If the risk is too great for the payment processor, they may simply not provide card- not-present solutions at all.

Fortunately, Stripe and Braintree have been designed specifically products for the modern use case, and are easier to implement upfront.

Furthermore, if the tech company is successful and needs to scale, early implementation of a solution such as Stripe Connect will require less maintenance in the future.

Solution accounting for routing and revenue-sharing needs
In the new, on-demand economy, technology serves as a marketplace that facilitates convenience and expedited service, but in doing so, introduces a layer of complications as more parties are involved.

Within this new marketplace, payments must be routed from the customer to a variety of goods and services providers. These can include the merchant, which is a food service provider, the campus, in which it operates, delivery couriers, who provide the service, and the merchants’ employees. Furthermore, payments must be routed to the other various partners of each of these entities.

In addition to partners, a payments system must also account for any and all revenue sharing models.

To accommodate merchants, couriers, partners and rev-share models in a timely and accounting-friendly manner, the on-demand economy requires Stripe capabilities.

Stripe Connect is the only product designed specifically for marketplaces that serve and transact with users on many sides.

Understanding all costs associated with switching
Knowing that a modern solution is necessary, the next thing to consider is cost. But the cost of switching anything, especially at a startup, weighs heavily on everyone’s mind.

You will want to assess every option and reassure the finance team that this is necessary and well worth the cost.

To navigate concerns about burn rate, determine the true processing costs incurred by your current processor.

You will find it is much more expensive than you initially thought.

By analyzing past statements, you will find that most traditional processors charge annual fees or have monthly processing minimums.

Additionally, traditional processors charge a subscription fee to access gateways for card-not-present transactions.

When we determined the apparent and hidden costs of our previous processor, we were even more appreciative of Stripe’s clear, straightforward pricing.

Make most of solution
The implementation of a new solution is an opportunity to reassess, reevaluate and reallocate.

There is so much more to Stripe Connect than its immediate selling points.

To understand its full capabilities, have the entire team, including non-programmers, read over the API docs. This can lead to unanticipated outcomes.

For example, we did this during the decision-making process, and learned that Stripe could streamline many more of our processes than just credit card payments from customers.

Also, Stripe supports ACH (automated clearing house) and ApplePay.

Ensuring quality of user experience during switch
Once you have decided to switch, the migration process begins.
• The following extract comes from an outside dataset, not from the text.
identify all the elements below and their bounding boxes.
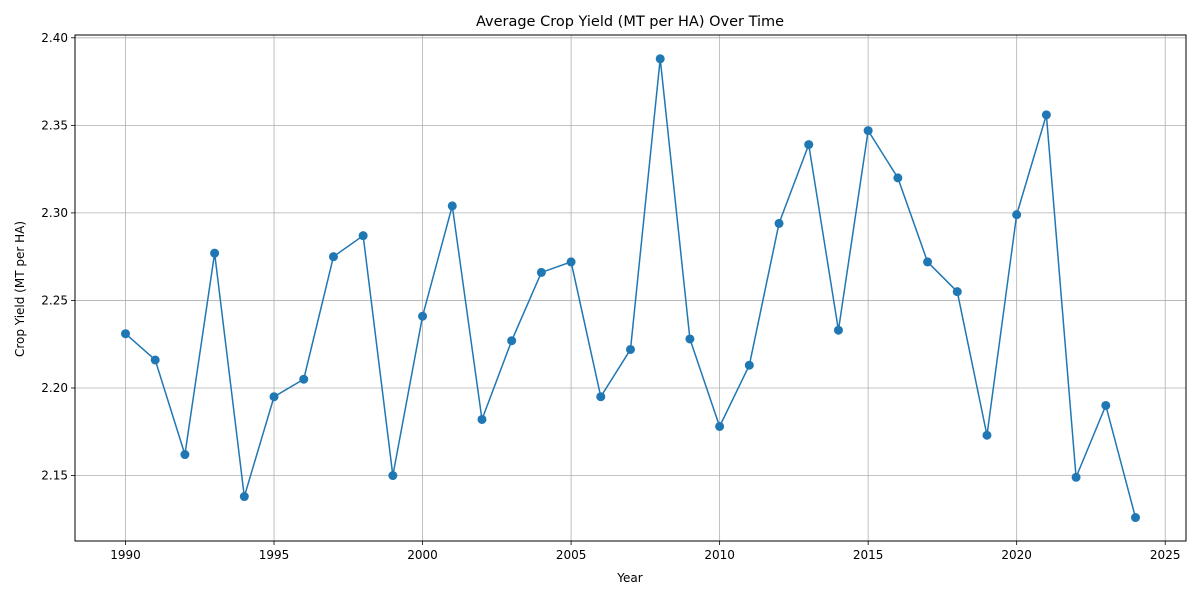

Implementing a comprehensive migration plan will ensure that the user experience is not compromised.

For us, the quality of our user experience would be negatively impacted if users were required to re-enter their card data. Therefore, a successful migration to Stripe Connect meant that our users’ data, past and present, would be automatically transferred.

This entailed extracting user data from our previous payment processor and uploading it to Stripe, all while maintaining compliance with PCI standards and regulations.

Being extra cautious, we chose to deploy Stripe in phases to eliminate downtime during the transfer.

Final checklist
The implementation of technology to solve universal challenges should create a win-win situation.

Consumers are offered a better, more convenient way to buy, and merchants gain a competitive advantage to drive growth and increase revenue.

For tech companies developing and managing the platforms that make this possible, routing payments to multiple parties is absolutely crucial.